Chaos caribéen


CULTURE 12/05/2011; Libération
Sous l’arbre à Palabra de Porto Rico
Mots. Conclusion, aujourd’hui à New York, du festival de littérature hispanophone de San Juan.
Par Natalie LEVISALLES

Le Festival du Mot, Porto Rico 2011

Comment se fait-il que la littérature hispanophone n’ait pas la présence qu’elle mérite dans le monde ? Et pourquoi les relations sont-elles si compliquées entre la population hispanophone des Etats-Unis (50 millions de personnes) et le reste du pays ? C’est pour « aider à débloquer la situation » que l’écrivaine portoricaine Mayra Santos Febres et l’auteur espagnol José Manuel Fajardo ont décidé de créer, à Porto Rico, le festival de la Palabra (le festival du mot). L’idée, dit Fajardo, « est de donner de la fierté aux américains d’origine hispanique et de montrer que l’espagnol n’est pas une langue de ghetto ».

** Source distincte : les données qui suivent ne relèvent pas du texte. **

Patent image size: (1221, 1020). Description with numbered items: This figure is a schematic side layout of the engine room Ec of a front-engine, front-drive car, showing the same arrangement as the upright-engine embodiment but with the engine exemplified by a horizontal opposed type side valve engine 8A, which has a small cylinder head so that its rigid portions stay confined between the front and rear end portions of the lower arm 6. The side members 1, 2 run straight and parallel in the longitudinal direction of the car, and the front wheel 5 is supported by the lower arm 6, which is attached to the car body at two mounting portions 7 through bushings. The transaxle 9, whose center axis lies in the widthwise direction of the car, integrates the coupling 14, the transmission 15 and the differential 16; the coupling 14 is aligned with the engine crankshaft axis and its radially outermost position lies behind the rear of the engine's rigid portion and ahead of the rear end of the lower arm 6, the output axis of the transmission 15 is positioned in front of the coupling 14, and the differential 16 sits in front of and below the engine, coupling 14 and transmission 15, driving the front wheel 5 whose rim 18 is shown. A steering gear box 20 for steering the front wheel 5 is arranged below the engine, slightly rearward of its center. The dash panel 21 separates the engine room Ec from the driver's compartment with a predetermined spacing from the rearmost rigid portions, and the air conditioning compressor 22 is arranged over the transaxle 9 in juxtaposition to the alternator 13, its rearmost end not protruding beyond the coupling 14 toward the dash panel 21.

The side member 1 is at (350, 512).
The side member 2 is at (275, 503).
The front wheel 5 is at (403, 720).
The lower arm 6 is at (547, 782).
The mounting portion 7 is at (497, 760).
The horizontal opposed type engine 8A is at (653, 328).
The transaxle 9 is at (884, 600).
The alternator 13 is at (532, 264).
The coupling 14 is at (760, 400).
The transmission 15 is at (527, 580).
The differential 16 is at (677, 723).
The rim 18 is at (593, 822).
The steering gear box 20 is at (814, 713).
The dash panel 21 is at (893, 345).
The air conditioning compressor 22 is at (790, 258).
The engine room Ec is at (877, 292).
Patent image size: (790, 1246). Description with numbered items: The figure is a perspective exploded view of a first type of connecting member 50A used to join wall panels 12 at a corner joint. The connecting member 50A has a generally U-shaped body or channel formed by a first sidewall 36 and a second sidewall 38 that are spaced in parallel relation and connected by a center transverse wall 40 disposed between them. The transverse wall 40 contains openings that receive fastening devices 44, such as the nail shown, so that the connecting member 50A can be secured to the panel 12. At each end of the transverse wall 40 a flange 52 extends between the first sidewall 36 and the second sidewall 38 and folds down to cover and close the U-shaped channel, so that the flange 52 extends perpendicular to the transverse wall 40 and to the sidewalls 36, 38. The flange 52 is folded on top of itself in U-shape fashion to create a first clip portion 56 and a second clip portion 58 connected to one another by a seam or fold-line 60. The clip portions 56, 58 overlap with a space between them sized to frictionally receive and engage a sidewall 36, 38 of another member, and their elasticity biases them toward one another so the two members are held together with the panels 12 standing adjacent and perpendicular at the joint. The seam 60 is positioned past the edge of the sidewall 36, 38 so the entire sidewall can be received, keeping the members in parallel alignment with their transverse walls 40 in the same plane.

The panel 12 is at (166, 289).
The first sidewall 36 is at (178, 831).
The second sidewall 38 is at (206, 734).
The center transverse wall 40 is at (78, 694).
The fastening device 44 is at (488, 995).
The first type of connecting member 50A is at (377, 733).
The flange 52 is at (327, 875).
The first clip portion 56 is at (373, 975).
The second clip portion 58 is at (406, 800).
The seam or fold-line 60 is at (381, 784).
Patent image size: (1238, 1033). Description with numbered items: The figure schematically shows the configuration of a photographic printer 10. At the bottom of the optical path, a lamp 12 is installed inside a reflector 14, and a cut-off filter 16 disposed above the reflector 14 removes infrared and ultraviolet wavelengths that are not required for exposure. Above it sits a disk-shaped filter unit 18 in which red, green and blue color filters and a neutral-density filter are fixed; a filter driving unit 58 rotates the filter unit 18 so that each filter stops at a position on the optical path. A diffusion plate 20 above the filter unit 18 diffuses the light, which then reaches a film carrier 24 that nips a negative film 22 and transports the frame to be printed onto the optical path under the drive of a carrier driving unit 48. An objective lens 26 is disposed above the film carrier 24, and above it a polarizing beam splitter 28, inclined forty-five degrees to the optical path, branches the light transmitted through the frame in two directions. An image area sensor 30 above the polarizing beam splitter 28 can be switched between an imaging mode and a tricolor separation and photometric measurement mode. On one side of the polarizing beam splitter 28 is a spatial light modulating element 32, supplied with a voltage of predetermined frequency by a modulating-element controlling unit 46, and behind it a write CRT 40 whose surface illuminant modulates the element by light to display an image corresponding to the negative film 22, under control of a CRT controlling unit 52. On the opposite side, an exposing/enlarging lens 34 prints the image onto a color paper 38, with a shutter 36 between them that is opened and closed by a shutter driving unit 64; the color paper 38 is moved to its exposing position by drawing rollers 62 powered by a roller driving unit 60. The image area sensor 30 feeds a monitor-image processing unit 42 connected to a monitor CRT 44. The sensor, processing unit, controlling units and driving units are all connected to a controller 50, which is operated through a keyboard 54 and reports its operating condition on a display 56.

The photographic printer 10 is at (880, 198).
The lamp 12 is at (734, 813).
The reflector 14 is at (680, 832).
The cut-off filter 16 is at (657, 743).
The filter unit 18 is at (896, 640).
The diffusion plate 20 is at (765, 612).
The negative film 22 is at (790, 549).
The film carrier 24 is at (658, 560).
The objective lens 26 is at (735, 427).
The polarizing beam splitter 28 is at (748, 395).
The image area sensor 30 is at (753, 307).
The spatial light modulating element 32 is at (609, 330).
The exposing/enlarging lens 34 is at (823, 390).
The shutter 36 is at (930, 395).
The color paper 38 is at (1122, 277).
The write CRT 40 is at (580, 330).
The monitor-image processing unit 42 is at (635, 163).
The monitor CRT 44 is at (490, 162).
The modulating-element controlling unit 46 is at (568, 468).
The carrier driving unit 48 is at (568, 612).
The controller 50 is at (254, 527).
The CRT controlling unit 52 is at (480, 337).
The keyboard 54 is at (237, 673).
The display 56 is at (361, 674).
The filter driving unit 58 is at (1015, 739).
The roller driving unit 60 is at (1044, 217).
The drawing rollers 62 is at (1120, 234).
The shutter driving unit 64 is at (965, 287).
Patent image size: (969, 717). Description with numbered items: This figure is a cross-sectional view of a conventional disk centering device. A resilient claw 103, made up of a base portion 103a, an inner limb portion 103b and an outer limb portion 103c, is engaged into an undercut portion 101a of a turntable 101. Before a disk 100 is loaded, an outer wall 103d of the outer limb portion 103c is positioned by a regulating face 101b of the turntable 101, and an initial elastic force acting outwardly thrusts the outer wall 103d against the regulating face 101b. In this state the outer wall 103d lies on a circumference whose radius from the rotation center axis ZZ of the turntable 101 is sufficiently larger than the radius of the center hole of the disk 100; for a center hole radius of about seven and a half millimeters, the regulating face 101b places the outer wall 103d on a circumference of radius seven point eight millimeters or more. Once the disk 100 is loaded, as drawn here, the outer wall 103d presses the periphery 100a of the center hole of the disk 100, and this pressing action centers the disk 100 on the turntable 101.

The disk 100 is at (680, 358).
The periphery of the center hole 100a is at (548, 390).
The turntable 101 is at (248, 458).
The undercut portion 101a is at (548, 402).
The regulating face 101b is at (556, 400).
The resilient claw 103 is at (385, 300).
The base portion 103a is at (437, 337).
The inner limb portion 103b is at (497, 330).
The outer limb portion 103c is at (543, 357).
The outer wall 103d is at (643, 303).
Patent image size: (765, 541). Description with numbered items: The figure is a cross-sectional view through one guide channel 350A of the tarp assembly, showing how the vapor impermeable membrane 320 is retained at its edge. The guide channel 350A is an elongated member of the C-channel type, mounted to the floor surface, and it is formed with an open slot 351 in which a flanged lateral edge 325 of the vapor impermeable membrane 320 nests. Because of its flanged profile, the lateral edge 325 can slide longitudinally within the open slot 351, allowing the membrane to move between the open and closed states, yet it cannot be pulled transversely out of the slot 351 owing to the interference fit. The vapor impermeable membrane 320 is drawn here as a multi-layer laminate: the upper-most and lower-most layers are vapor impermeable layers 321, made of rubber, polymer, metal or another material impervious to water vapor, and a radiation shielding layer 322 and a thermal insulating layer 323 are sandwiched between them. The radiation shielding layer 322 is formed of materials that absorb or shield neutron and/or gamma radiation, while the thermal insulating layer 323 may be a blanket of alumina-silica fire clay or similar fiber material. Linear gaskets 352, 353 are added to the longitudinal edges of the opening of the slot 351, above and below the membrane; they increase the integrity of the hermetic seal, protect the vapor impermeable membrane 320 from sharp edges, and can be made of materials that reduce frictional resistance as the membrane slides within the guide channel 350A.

La deuxième édition s’est tenue à San Juan puis à New York, où elle s’achève aujourd’hui (1). En tout, 80 écrivains ont échangé avec le public dans le Museo de Las Americas de San Juan, à deux pas du for San Felipe del Morro devant lequel les enfants lancent leurs cerfs-volants. Dans l’immense cour où des vélums protègent du soleil et des averses tropicales, les écrivains ont débattu autour du thème de l’année « rêves et délires de l’identité ». Sujets tables rondes : « la religion comme patrie, la patrie comme religion », « héritiers ou prisonniers de notre identité ? », etc. La plupart des auteurs sont latino-américains : José Carlos Somoza (Cuba), Junot Diaz (Saint-Domingue), Eduardo Halfon (Guatemala), Alberto Ruy-Sanchez (Mexique), Fernando Iwasaki (Pérou). Mais on rencontre aussi Inés Pedrosa (Portugal), Fabienne Kanor (France), Hyam Yared (Liban) ou l’espagnole Ana Maria Matute, invitée d’honneur. L’ambiance est un mélange de bonne humeur, d’absence de prétention et d’enthousiasme, le tout baigne dans un charmant « chaos caribéen », selon le mot d’un participant.

L’idée de faire le festival à Porto Rico vient de ce que cette île, encore plus que ses voisines de la Caraïbe, est un carrefour, expliquent les organisateurs. Et surtout, avec son statut d’Etat libre associé et une population dont la moitié vix aux Etats-Unis, Porto Rico est de fait entre les cultures hispanique et anglo-saxonne.

Le festival s’inspire d’une manière de faire « à la française », explique Fajardo : « La France a fait de sa langue et de ses institutions une plate-forme qui accueille d’autres langes et cultures – le Roumain Tzara, L’Espagnol Picasso, le Belge Simenon – qui contribuent à projeter la culture française dans le monde. Notre objectif est de faire de la littérature hispanophone une plateforme qui projette la culture hispanique vers les Etats-Unis et les autres pays. »

Il s’agit aussi de faire connaître la littérature portoricaine – 70 auteurs publient à Porto Rico et 50 aux Etats-Unis pour une population de 4 millions dans l’île et autant aux Etats-Unis-, quasi ignorée à l’étranger. C’est automne, Porto Rico devrait être l’invité des rencontres littéraires de Saint-Nazaire (Loire-Atlantique).